Oireachtas Joint and Select Committees

Thursday, 28 September 2017

Joint Oireachtas Committee on Social Protection

Department of Employment Affairs and Social Protection Remit and Legislative Agenda: Minister for Employment Affairs and Social Protection

10:00 am

Photo of Alice-Mary HigginsAlice-Mary Higgins (Independent) | Oireachtas source

I welcome some of the signals the Minister has given in respect of employment. It is very clear that poor employment practices create a cost for the State. Not only do they deny revenue but they also create huge pressure in respect of supplementary payments. I understand she is addressing those. I urge her to engage with the ideas that come from many other Opposition groups, which have made some very good proposals. In the past the Minister's colleague, the Minister of State, Deputy Mitchell O'Connor, has been willing to engage constructively with Opposition proposals. For example, there is a valid concern in respect of the 12 months versus 18 months. The Minister should be open to engaging because there is cross-party concern on these issues and I believe we can move forward on them.

Does the Minister believe she will be able to contribute in some way to the right to work for those in direct provision? While there has been a small increase in payment, a key step would be to move on the right to work, especially given the ruling.

I have some interest and background in the EU semester processes. I would like to engage with the Minister on that separately. I will give some thought to that process.

Points have been made about the difficulty of living on fixed income. Those difficulties are compounded by persons with a disability in terms of the costs they can face. I strongly endorse some of the work done, for example, by the Vincentian Partnership on minimum essential standards of living, to which the Minister has indicated sensitivity and which consider the real costs different cohorts of people face. People on different payments may have very different costs and we need to address that.

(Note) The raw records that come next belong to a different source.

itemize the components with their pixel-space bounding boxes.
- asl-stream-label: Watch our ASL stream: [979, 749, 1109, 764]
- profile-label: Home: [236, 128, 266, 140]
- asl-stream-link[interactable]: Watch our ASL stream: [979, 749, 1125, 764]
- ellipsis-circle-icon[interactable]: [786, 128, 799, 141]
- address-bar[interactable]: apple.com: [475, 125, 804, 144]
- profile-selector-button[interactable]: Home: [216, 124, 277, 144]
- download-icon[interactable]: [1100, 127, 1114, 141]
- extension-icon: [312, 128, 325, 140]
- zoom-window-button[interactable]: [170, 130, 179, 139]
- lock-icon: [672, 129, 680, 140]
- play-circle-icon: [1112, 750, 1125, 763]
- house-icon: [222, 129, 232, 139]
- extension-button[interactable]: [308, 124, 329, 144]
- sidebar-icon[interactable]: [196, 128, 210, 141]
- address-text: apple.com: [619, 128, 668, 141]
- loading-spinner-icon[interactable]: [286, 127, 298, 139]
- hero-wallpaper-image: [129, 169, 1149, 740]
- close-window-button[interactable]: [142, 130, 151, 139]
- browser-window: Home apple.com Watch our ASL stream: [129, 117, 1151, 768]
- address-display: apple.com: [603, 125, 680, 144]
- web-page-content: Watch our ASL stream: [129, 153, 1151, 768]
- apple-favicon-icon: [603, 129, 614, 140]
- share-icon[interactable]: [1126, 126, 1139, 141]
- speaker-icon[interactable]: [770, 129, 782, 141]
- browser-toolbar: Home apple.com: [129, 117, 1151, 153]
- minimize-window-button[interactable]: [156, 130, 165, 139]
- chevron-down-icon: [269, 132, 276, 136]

I wish to signal two issues of concern to which I believe the committee will return. There are many questions on the public service card. I will not now go into all the concerns over identity cards, the data breaches which have been covered, the question of biometrics or even some of the concerns over costs and benefits. However, I believe the committee may end up looking at them. I certainly believe the committee will want to know both the responses the Minister and her Department may send to the Data Protection Commissioner and to be assured the latter is satisfied with the responses given. I will flag two issues of concern. One is the important legal principle that if a person gives data for a specific purpose, consent for other usage cannot be assumed. If an individual shares data with the Department and legislation subsequently adds new specified bodies, there is a question as to whether the person can be assumed to have given consent to use of those data by these subsequently added bodies.

Another key concern is why we are effectively rushing this process. I know we will be told it started in 2005, but there appears to be a rush to issue almost 3 million cards just months before the new EU general data protection regulation, GDPR, will come into force in May 2018. I believe we are rolling this out in a somewhat heavy-handed manner just before these new regulations come in. I may share an interesting article with the Minister on the matter. Based on legal opinions, the way it is being done at the moment seems to be contrary to the spirit and letter of the GDPR. There is a question whether data are freely given when there is pressure, for example, on someone's income, someone's freedom to travel or someone's education being in the balance.

We only received correspondence from the Minister this morning in respect of the forced restructuring of the Money Advice & Budgeting Service, MABS, and the citizens information services, CIS. That letter reiterates the same line we have heard from the Citizens Information Board, CIB. People have written to the committee and the Department indicating that this has shaken their faith in the democratic process. There has been an overwhelming vote by the Dáil, and a very clear and detailed report from this committee. MABS and CIS representatives have been very clear that this restructuring has been thrust upon them. There are many other outstanding concerns but consultation after the fact has been largely inadequate and covers implementation rather than the actual restructuring.

In her response, the Minister has indicated that she has a mandate in respect of policy direction but not in regard to a specific decision such as the restructuring of CIB's governance arrangements. However, in our analysis the committee was clear that this is a question of policy direction, which contradicts clear Department policy statements made previously, for example the assurances made when MABS was integrated with the CIS and previous policy statements on the CIS. It is a matter of policy and not a matter of day-to-day administration. It does not relate to the CIB's governance arrangements but to the governance arrangements of numerous independent boards. It is effectively a decision to exert financial pressure on those boards to dissolve themselves. This cannot be seen as a day-to-day issue; it is an exceptional thing. It is also a pressure on them because clearly these are independent boards and are not part of CIB. The CIB is deciding to exert pressure on those boards, which is a policy decision.